Since Vista has been released and people can try it, opinions have not been "formed without just grounds or before sufficient knowledge". It further describes irrational personal hostility towards groups of people. Vista is not a group of people, it's a product.
 
I wonder why you seem so very angry and hurt that Vista is being criticized.

However Vista's criticism may be based on real experiences. Prejudice, by definition, is based on nothing but thin air. Whether or not you can measure or prove anything has little to do with the word. All you have to prove is that you tried the product... once tried, your opinions are no longer preconceived from thin air... then you're no longer prejudiced, you're just being critical of it.

prejudice- (1) : preconceived judgment or opinion:

"Preconceived" meaning you formed the negative opinion without having ever used Vista.

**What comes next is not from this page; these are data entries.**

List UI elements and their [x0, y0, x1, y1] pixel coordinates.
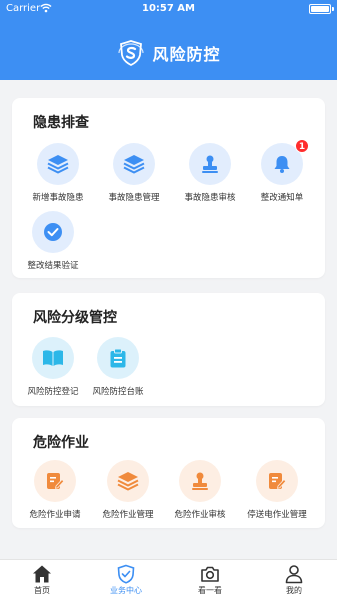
- section-title: 风险分级管控: [33, 310, 117, 326]
- status-time: 10:57 AM: [141, 3, 195, 14]
- item-label: 新增事故隐患: [32, 193, 84, 203]
- app-header: Carrier 10:57 AM 风险防控: [0, 0, 337, 80]
- add-hazard-button[interactable]: 新增事故隐患: [19, 143, 97, 203]
- hazard-management-button[interactable]: 事故隐患管理: [95, 143, 173, 203]
- notification-badge: 1: [295, 139, 309, 153]
- item-label: 停送电作业管理: [247, 510, 307, 520]
- shield-logo-icon: [118, 40, 145, 67]
- tab-home[interactable]: 首页: [0, 562, 84, 596]
- tab-bar: 首页 业务中心 看一看 我的: [0, 559, 337, 600]
- danger-management-button[interactable]: 危险作业管理: [89, 460, 167, 520]
- tab-profile[interactable]: 我的: [252, 562, 336, 596]
- tab-business-center[interactable]: 业务中心: [84, 562, 168, 596]
- tab-label: 首页: [34, 586, 50, 595]
- hazard-section: 隐患排查 新增事故隐患 事故隐患管理 事故隐患审核 1 整改通知单 整改结果验证: [12, 98, 325, 278]
- person-icon: [285, 565, 303, 584]
- stamp-icon: [192, 472, 208, 490]
- clipboard-icon: [110, 348, 126, 368]
- shield-check-icon: [117, 564, 135, 584]
- stamp-icon: [202, 155, 218, 173]
- item-label: 危险作业管理: [102, 510, 154, 520]
- edit-doc-icon: [47, 473, 65, 489]
- edit-doc-icon: [269, 473, 287, 489]
- power-work-management-button[interactable]: 停送电作业管理: [238, 460, 316, 520]
- item-label: 危险作业申请: [29, 510, 81, 520]
- book-icon: [43, 350, 63, 366]
- risk-ledger-button[interactable]: 风险防控台账: [79, 337, 157, 397]
- tab-label: 看一看: [198, 586, 222, 595]
- rectification-notice-button[interactable]: 1 整改通知单: [243, 139, 321, 203]
- rectification-verify-button[interactable]: 整改结果验证: [14, 211, 92, 271]
- battery-icon: [309, 4, 334, 14]
- item-label: 事故隐患审核: [184, 193, 236, 203]
- section-title: 隐患排查: [33, 115, 89, 131]
- danger-section: 危险作业 危险作业申请 危险作业管理 危险作业审核 停送电作业管理: [12, 418, 325, 528]
- hazard-review-button[interactable]: 事故隐患审核: [171, 143, 249, 203]
- item-label: 事故隐患管理: [108, 193, 160, 203]
- layers-icon: [123, 155, 145, 174]
- tab-label: 我的: [286, 586, 302, 595]
- home-icon: [33, 565, 51, 583]
- tab-discover[interactable]: 看一看: [168, 562, 252, 596]
- danger-review-button[interactable]: 危险作业审核: [161, 460, 239, 520]
- item-label: 风险防控台账: [92, 387, 144, 397]
- status-bar: Carrier 10:57 AM: [0, 0, 337, 20]
- camera-icon: [201, 566, 219, 582]
- page-title: 风险防控: [152, 45, 221, 64]
- item-label: 整改结果验证: [27, 261, 79, 271]
- layers-icon: [47, 155, 69, 174]
- check-icon: [44, 223, 62, 241]
- section-title: 危险作业: [33, 435, 89, 451]
- item-label: 整改通知单: [260, 193, 304, 203]
- danger-apply-button[interactable]: 危险作业申请: [16, 460, 94, 520]
- bell-icon: [274, 156, 290, 173]
- item-label: 危险作业审核: [174, 510, 226, 520]
- risk-section: 风险分级管控 风险防控登记 风险防控台账: [12, 293, 325, 406]
- tab-label: 业务中心: [110, 586, 142, 595]
- layers-icon: [117, 472, 139, 491]
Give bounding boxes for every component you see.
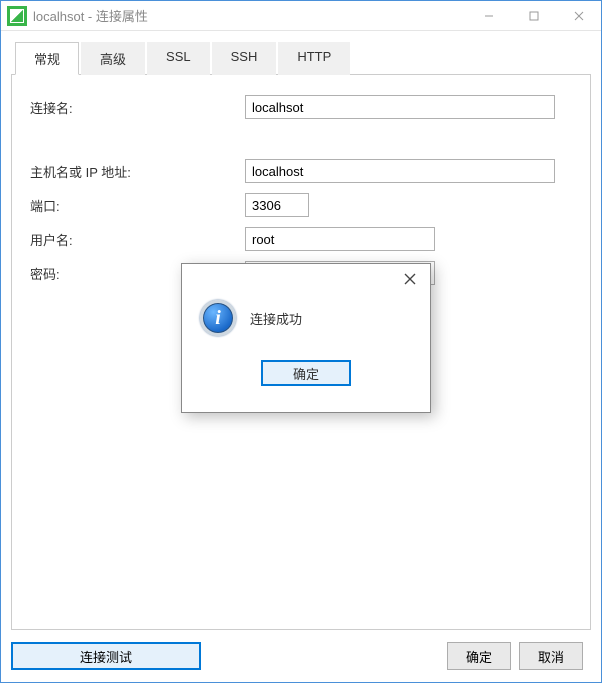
user-input[interactable] xyxy=(245,227,435,251)
dialog-footer: 连接测试 确定 取消 xyxy=(11,630,591,682)
window-controls xyxy=(466,1,601,31)
message-dialog-titlebar xyxy=(182,264,430,290)
close-icon xyxy=(574,11,584,21)
message-dialog-ok-button[interactable]: 确定 xyxy=(261,360,351,386)
connection-name-label: 连接名: xyxy=(30,98,245,117)
message-text: 连接成功 xyxy=(250,309,302,328)
port-label: 端口: xyxy=(30,196,245,215)
maximize-button[interactable] xyxy=(511,1,556,31)
user-label: 用户名: xyxy=(30,230,245,249)
connection-properties-window: localhsot - 连接属性 常规 高级 SSL SSH HTTP 连接名: xyxy=(0,0,602,683)
row-port: 端口: xyxy=(30,193,572,217)
message-dialog-footer: 确定 xyxy=(182,336,430,386)
close-button[interactable] xyxy=(556,1,601,31)
info-icon: i xyxy=(200,300,236,336)
host-input[interactable] xyxy=(245,159,555,183)
tab-ssl[interactable]: SSL xyxy=(147,42,210,75)
close-icon xyxy=(404,273,416,285)
message-dialog-body: i 连接成功 xyxy=(182,290,430,336)
row-user: 用户名: xyxy=(30,227,572,251)
window-title: localhsot - 连接属性 xyxy=(33,6,466,25)
tab-general[interactable]: 常规 xyxy=(15,42,79,75)
tab-ssh[interactable]: SSH xyxy=(212,42,277,75)
tab-advanced[interactable]: 高级 xyxy=(81,42,145,75)
port-input[interactable] xyxy=(245,193,309,217)
minimize-icon xyxy=(484,11,494,21)
titlebar: localhsot - 连接属性 xyxy=(1,1,601,31)
connection-name-input[interactable] xyxy=(245,95,555,119)
ok-button[interactable]: 确定 xyxy=(447,642,511,670)
tab-http[interactable]: HTTP xyxy=(278,42,350,75)
tab-strip: 常规 高级 SSL SSH HTTP xyxy=(11,41,591,75)
row-host: 主机名或 IP 地址: xyxy=(30,159,572,183)
maximize-icon xyxy=(529,11,539,21)
row-connection-name: 连接名: xyxy=(30,95,572,119)
test-connection-button[interactable]: 连接测试 xyxy=(11,642,201,670)
cancel-button[interactable]: 取消 xyxy=(519,642,583,670)
app-icon xyxy=(7,6,27,26)
host-label: 主机名或 IP 地址: xyxy=(30,162,245,181)
message-dialog-close-button[interactable] xyxy=(396,268,424,290)
minimize-button[interactable] xyxy=(466,1,511,31)
message-dialog: i 连接成功 确定 xyxy=(181,263,431,413)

prejudice- (2) : an adverse opinion or leaning formed without just grounds or before sufficient knowledge b : an instance of such judgment or opinion c : an irrational attitude of hostility directed against an individual, a group, a race, or their supposed characteristics:

Since Vista has been released and people can try it, opinions have not been "formed without just grounds or before sufficient knowledge". It further describes irrational personal hostility towards groups of people. Vista is not a group of people, it's a product.

I'm not trying to portray myself as angry because of this or that, vista or not.

It doesn't matter if you tried the product, if I had interactions with black people and use that as an excuse to say they are "this" or "that" and justify it using my so called interactions with them, that's an unfair generalization. If you feel that vista has features which are of particular importance to you which are inferior to Apple's implementation, and with good proof, then that particular feature is then justified as inferior, but that in noway justifies the saying "Beyond Vista" and so on.

If you read those reviews of Vista, you'll see they try to rate it using categories, whether or not against the current OS X. Apple is pushing to the consumers, who are not the likely candidates of walking encyclopedias on modern operating systems an idea that "OS X is beyond Vista", and all without conclusive evidence of being so. That idea then becomes preconceived notion in people's minds about vista and os x, and then the consumers fall prey to basic marketing. You actually think Apple's trying to recruit existing Vista users ? Apple is targeting "would-be" vista users, who otherwise would have bought Vista machines. These users cannot possibly form an educated opinion about an operating system they have not themselves used.

Numerous studies, by marketers and exactly the opposite (those who point out problems with our current market) have shown, repeatedly that people will blindly make purchasing decisions based on one-sided ads because they instill an preconceived notion. Sony's walkman used to be a walking success of that ideal. Nike's shoes, also. Some of the market studies found that most people actually bought a specific brand of an item, with absolutely no prior experience with it, just preconceived notions from Ads.

"an uninformed consumer is an ideal consumer" puts this situation the best way possible. "FUD" is another excellent term.